I could not have been in a more distressed state if I had been escaping justice with a price on my head. Then the miners appeared to sit down on a boulder, though I could not see them distinctly enough to be very sure what they did. One said:

"I heard a noise, as plain as I ever heard anything. It seemed to be about there—"

A stone whizzed by my head. I flattened myself out in the dust like a postage stamp, and thought to myself if he mended his aim ever so little he would probably hear another noise. In my heart, now, I execrated secret expeditions. I promised myself that this should be my last, though the Sierras were ribbed with cement veins. Then one of the men said:

"I'll tell you what! Welch knew what he was talking about when he said he saw Whiteman to-day. I heard horses—that was the noise.

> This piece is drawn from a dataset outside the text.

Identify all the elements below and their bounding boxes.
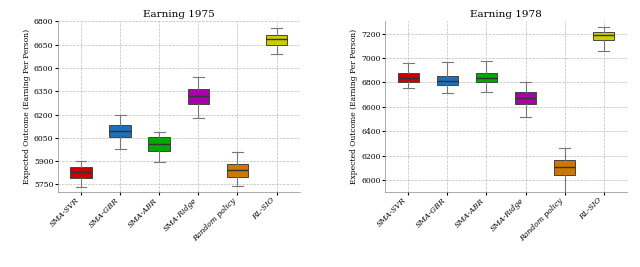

I am going down to Welch's, right away."

They left and I was glad. I did not care whither they went, so they went. I was willing they should visit Welch, and the sooner the better.

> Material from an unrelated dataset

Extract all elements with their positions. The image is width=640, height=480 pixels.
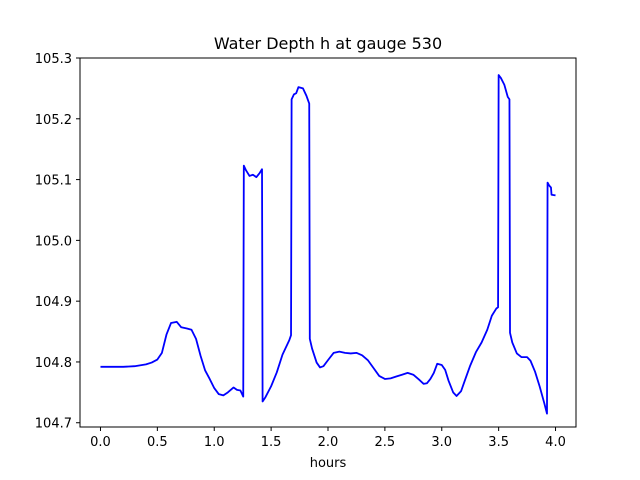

As soon as they closed their cabin door my comrades emerged from the gloom; they had caught the horses and were waiting for a clear coast again. We remounted the cargo on the pack horse and got under way, and as day broke we reached the "divide" and joined Van Dorn. Then we journeyed down into the valley of the Lake, and feeling secure, we halted to cook breakfast, for we were tired and sleepy and hungry. Three hours later the rest of the population filed over the "divide" in a long procession, and drifted off out of sight around the borders of the Lake!

Whether or not my accident had produced this result we never knew, but at least one thing was certain—the secret was out and Whiteman would not enter upon a search for the cement mine this time. We were filled with chagrin.

We held a council and decided to make the best of our misfortune and enjoy a week's holiday on the borders of the curious Lake. Mono, it is sometimes called, and sometimes the "Dead Sea of California." It is one of the strangest freaks of Nature to be found in any land, but it is hardly ever mentioned in print and very seldom visited, because it lies away off the usual routes of travel and besides is so difficult to get at that only men content to endure the roughest life will consent to take upon themselves the discomforts of such a trip. On the morning of our second day, we traveled around to a remote and particularly wild spot on the borders of the Lake, where a stream of fresh, ice-cold water entered it from the mountain side, and then we went regularly into camp. We hired a large boat and two shot-guns from a lonely ranchman who lived some ten miles further on, and made ready for comfort and recreation. We soon got thoroughly acquainted with the Lake and all its peculiarities.